With my good fortune, I was able to replace the three servers with two new servers (albeit much beefier units) along with the full ESX suite for both, and workstations with much better (thanks to Intel’s Core2Duo chips) desktop class units for basically the same monthly payment we already spending. It was a really win-win for company.

In some upcoming posts I plan to highlight our journey, cover some of the sites that helped us to get where we are, discuss where we are going, and finally highlight some of the difficulties and frustrations that we still face.

NetApp Simulator Disk Fix

One of the great things about NetApp is that you can actually run fully functional Data OnTap Simulator of their storage appliances on any UNIX machine. It is a great way to test their product suite and demo up solutions before deploying to your production environment. I do have one minor gripe that is that you have to have a NOW account (NetApp’s Customer Portal) before you can download, and to get that you have to be a customer with registered product so evaluating before your first box arrives is impossible unless you can get you VAR to get you a copy.

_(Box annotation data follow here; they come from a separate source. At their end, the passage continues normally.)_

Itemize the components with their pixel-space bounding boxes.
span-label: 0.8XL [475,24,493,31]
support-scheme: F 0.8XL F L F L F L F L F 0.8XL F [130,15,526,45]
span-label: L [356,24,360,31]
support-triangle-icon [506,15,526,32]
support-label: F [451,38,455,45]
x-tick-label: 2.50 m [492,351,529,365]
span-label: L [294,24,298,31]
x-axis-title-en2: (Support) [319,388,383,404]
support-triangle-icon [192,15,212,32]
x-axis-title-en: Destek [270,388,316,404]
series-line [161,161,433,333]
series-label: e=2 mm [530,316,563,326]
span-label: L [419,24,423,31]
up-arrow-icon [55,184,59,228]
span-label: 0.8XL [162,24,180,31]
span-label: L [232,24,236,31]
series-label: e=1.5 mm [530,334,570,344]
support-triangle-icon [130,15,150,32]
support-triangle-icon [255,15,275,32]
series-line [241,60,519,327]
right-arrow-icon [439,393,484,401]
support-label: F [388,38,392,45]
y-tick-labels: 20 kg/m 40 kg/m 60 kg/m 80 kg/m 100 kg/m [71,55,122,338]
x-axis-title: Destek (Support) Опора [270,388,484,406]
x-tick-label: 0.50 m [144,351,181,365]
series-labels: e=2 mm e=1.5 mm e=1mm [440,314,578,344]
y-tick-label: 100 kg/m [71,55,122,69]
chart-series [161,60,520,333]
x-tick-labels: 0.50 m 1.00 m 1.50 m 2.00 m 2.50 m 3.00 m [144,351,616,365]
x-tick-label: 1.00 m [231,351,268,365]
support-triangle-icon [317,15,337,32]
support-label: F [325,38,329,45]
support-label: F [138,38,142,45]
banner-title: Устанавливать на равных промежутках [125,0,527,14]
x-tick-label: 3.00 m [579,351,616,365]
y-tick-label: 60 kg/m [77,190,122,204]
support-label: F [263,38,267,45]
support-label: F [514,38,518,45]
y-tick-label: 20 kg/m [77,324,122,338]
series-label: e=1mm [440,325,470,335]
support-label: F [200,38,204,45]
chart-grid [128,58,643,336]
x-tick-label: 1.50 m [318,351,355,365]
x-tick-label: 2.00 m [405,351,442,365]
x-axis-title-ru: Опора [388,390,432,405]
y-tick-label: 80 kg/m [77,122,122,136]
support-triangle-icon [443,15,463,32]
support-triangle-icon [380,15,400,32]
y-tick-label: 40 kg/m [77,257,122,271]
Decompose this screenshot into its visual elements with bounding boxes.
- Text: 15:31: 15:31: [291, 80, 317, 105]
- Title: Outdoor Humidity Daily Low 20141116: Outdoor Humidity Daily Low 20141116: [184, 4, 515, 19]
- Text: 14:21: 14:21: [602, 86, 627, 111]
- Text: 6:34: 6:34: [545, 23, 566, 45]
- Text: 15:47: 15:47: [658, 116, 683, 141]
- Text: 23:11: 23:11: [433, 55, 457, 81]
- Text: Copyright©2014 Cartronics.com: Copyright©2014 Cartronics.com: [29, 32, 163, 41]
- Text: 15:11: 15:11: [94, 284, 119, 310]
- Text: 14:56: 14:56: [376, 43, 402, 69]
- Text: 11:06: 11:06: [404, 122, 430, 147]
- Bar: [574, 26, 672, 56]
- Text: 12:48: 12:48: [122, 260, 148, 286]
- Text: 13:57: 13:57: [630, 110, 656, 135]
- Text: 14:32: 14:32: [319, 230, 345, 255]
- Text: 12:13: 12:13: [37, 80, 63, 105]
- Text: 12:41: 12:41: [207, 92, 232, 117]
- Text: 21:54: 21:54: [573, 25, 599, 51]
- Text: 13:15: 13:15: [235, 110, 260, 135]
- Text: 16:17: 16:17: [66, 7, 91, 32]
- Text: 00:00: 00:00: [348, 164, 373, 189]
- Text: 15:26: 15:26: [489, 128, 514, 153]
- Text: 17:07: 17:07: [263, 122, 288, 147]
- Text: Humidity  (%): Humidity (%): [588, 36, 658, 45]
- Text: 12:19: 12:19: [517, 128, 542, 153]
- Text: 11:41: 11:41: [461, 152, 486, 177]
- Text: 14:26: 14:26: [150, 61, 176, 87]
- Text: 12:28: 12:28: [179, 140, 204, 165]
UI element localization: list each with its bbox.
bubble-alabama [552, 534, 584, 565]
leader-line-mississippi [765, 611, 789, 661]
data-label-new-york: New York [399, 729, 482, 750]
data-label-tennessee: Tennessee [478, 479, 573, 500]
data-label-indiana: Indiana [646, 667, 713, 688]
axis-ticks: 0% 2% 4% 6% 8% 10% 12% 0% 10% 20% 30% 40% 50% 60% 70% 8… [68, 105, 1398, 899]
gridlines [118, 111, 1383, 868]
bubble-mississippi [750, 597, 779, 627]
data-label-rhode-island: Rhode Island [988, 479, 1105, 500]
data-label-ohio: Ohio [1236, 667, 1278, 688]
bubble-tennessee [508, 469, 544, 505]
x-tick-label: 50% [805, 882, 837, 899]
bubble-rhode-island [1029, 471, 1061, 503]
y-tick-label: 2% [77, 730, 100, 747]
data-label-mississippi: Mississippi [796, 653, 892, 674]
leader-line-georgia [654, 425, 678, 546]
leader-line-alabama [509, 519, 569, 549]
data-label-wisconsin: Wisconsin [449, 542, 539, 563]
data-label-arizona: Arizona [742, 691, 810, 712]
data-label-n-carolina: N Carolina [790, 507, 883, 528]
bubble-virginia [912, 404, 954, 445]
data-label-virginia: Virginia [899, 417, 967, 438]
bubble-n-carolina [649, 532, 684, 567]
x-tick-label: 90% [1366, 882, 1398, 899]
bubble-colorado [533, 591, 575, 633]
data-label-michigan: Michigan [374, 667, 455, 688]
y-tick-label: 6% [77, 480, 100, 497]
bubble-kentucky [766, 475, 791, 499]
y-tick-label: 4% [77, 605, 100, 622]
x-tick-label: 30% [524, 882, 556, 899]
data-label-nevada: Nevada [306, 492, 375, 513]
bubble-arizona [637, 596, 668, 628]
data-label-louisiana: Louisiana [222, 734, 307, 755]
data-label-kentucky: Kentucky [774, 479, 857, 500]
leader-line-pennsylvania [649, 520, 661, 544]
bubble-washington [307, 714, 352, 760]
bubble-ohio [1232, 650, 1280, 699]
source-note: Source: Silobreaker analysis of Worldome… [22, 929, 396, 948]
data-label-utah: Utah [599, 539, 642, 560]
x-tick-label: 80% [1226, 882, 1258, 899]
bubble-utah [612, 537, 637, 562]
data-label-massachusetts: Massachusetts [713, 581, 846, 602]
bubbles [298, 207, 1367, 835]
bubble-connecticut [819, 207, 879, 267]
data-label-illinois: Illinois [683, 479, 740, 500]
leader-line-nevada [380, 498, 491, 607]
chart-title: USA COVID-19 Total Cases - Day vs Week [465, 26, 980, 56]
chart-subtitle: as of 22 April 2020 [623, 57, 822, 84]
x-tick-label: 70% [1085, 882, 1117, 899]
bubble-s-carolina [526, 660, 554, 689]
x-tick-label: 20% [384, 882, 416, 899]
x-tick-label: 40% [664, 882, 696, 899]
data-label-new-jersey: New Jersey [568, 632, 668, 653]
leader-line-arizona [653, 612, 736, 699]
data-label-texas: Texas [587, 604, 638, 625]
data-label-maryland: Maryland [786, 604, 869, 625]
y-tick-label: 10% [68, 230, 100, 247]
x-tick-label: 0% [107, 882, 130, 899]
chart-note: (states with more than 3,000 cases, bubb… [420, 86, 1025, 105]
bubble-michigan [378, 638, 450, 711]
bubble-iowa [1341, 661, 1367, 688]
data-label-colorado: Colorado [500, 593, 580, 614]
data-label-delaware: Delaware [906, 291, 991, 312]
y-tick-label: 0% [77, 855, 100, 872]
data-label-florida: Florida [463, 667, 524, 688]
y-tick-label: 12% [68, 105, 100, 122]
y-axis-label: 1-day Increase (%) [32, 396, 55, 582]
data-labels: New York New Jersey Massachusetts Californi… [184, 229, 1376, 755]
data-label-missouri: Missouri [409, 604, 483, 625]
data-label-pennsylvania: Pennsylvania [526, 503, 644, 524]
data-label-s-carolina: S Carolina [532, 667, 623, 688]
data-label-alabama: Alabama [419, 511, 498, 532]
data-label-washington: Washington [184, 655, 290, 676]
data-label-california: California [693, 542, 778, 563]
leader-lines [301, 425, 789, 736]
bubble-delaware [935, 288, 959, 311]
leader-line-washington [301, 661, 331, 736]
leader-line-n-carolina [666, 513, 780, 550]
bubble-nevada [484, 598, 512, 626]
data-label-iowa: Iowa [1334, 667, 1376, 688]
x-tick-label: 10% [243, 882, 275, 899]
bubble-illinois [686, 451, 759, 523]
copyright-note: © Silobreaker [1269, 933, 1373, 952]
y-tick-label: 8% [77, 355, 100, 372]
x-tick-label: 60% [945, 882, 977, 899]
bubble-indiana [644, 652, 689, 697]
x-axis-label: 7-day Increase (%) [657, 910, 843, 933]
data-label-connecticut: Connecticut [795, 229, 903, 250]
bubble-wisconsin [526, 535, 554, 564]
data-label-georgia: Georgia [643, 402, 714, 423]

Anyway, I’ve had a problem with the last couple of simulators that I have set up. When I create additional “disk” during the setup, they always come in as failed when actually start the simulator running. I first experienced this running as virtual machine on a VMWare server, and then on a actual hardware linux box. I was getting errors similar to the following:

Disk v4.28 Shelf ? Bay ? [NETAPP VD-1000MB-FZ-520 0042] S/N [66324112] has no valid labels. It will be taken out of service to prevent possible data loss.

I finally found a solution in the following comment on Scott Lowe’s blog entry about NetApp and ESX Server.

Once the simulator is running here are the commands that I use to get the disks back into a operational state:

>priv set diag
*>disk unfail -s v4.19

I repeat for each disk that I want to recover. When they are all unfailed, I follow that with a disk zero spares I’m not sure that is really needed but it guarantees that the disk are good to go. At this point I’m all set to use the disks however I want.